В тусклом свете чадящих факелов, длинной цепочкой мы спустились по ступеням. И столпились у металлической решётки, за которой на деревянном топчане сидел перепуганный пузан.
Муадан немного изменился, конечно. Вокруг глаз синие круги появились, волосы неряшливые, щетина отросла. Да и «пузатость» была уже не та. Он всё ещё страдал «зеркальной болезнью», но брюхо свою былинность утратило.
Узрев, в каком жалком состоянии находится королевский обер-камергер, я не почувствовал даже укола жалости.
- Ну вот ты и попался, голубчик, - злорадно произнёс я и вцепился двумя руками в решётку.
Муадан нас заметил. Встрепенулся, вскочил и упёрся спиной в стену. А когда увидел, какими глазами я на него смотрю, начал по стене сползать.
- Нет… Не надо…
У человека, который так себя ведёт, который трясётся лишь от одного вида анирана, на лбу написано, что он виноват. Осталось выяснить – в чём.
- Отпереть дверь! Дайте мне войти! Оставьте с ним наедине! – зарычал на я перепуганного охранника.
- Нет! Не надо! Не надо! – запричитал Муадан. – Только не с ним! Защитите меня. Не оставляйте с анираном.
Здесь уже, думаю, не только у меня не осталось сомнений, что Муадан виновен. Хотелось надеяться, что лишь в воровстве. Иначе…
Хрустнул дверной замок: охранник, повинуясь небрежному кивку принца Трифина, открыл решётчатую дверь на всю ширину. И дал зайти целой делегации.
Муадан, казалось, утратил дар речи. Он сползал по стене всё ниже и ниже. Брови испуганно скривились, ладошки молитвенно сжались, а губы тряслись. Но самым главным доказательством вины были его глаза. Испуганные до ужаса глаза, которыми он, не мигая, смотрел на меня.
То есть по ушам получить он боялся конкретно от меня. То есть за вред, который он причинил, он знал, что я с ним рассчитаюсь.
Я поднял левую руку, призывая всех, кто стоял за моей спиной, сохранять молчание. А затем, не отводя взгляда от испуганных глаз королевского обер-камергера, сделал пару шагов навстречу, не сказав при этом ни слова.

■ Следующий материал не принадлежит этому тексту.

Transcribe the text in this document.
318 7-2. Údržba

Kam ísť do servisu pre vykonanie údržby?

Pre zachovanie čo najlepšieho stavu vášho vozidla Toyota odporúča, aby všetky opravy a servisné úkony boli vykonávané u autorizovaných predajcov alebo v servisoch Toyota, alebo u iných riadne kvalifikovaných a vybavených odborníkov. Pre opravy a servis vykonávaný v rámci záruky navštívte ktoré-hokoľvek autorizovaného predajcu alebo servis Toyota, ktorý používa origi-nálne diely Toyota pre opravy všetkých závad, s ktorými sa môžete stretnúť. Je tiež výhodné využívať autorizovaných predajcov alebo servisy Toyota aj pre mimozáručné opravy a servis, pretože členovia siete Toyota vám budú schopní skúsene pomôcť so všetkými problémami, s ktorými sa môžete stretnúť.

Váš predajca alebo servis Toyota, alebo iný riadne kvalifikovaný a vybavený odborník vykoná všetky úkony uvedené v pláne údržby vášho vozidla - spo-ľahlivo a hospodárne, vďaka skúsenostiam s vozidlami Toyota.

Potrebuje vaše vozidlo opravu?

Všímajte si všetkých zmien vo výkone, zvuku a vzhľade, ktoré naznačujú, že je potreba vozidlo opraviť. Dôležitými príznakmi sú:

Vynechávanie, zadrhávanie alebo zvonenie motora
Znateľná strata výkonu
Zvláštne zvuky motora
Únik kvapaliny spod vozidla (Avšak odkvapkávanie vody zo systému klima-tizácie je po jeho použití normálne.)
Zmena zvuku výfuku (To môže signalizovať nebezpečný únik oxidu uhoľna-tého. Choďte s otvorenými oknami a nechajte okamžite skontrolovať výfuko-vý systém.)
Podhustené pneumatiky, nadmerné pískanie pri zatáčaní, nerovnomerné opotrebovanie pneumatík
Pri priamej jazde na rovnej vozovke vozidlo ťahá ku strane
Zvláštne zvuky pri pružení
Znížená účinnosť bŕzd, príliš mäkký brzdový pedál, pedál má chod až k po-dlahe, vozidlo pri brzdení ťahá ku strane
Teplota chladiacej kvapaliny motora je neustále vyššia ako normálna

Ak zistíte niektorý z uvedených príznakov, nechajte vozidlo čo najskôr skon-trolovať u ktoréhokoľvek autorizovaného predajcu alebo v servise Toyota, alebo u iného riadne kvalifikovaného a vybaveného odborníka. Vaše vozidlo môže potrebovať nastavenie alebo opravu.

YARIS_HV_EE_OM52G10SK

Это стало последней каплей. Остатки мужества испарились: Муадан рухнул на грязный каменный пол, а из глаз брызнули слёзы.
- Простите меня. Простите… Прости, аниран.
- Виновен! – металлическим голосом вынес я вердикт.
Но в чём виновен, конечно же, не озвучил. Я ждал явку с повинной.
- Я не хотел! Я не хотел! – рыдал Муадан.
- А теперь говори, что ты натворил, - продолжил ковать я. – И если посланник небес услышит хоть слово неправды, пощады ты не дождёшься. Спасти тебя сейчас может лишь правда.
- Правда? - снизу вверх Муадан посмотрел на меня взглядом полным надежды. – Правда спасти?
Я промолчал. Но вид принял ещё более грозный.
- Я не хотел. Я слаб. Я поддался на уговоры и блеск золота, - пролепетал он. – Прости, аниран.
- Ещё подробнее, - приказал я. – Чем больше правды, тем выше шанс спастись.
- Мне дали денег. Мне предложили подсобить в нападении на анирана, - торопливо заговорил Муадан, будто боялся не успеть выговориться. – Рауф Бумедьен попросил о встрече однажды. Сказал, аниран относится ко мне недостойно. Презирает меня. И у меня есть шанс расплатиться с ним за пренебрежение…
- Чего-чего? – я даже растерялся на секунду. О чём лопочет этот трусливый пакет с дерьмом?
Муадан подполз ближе и принялся пальцами гладить носки моих башмаков.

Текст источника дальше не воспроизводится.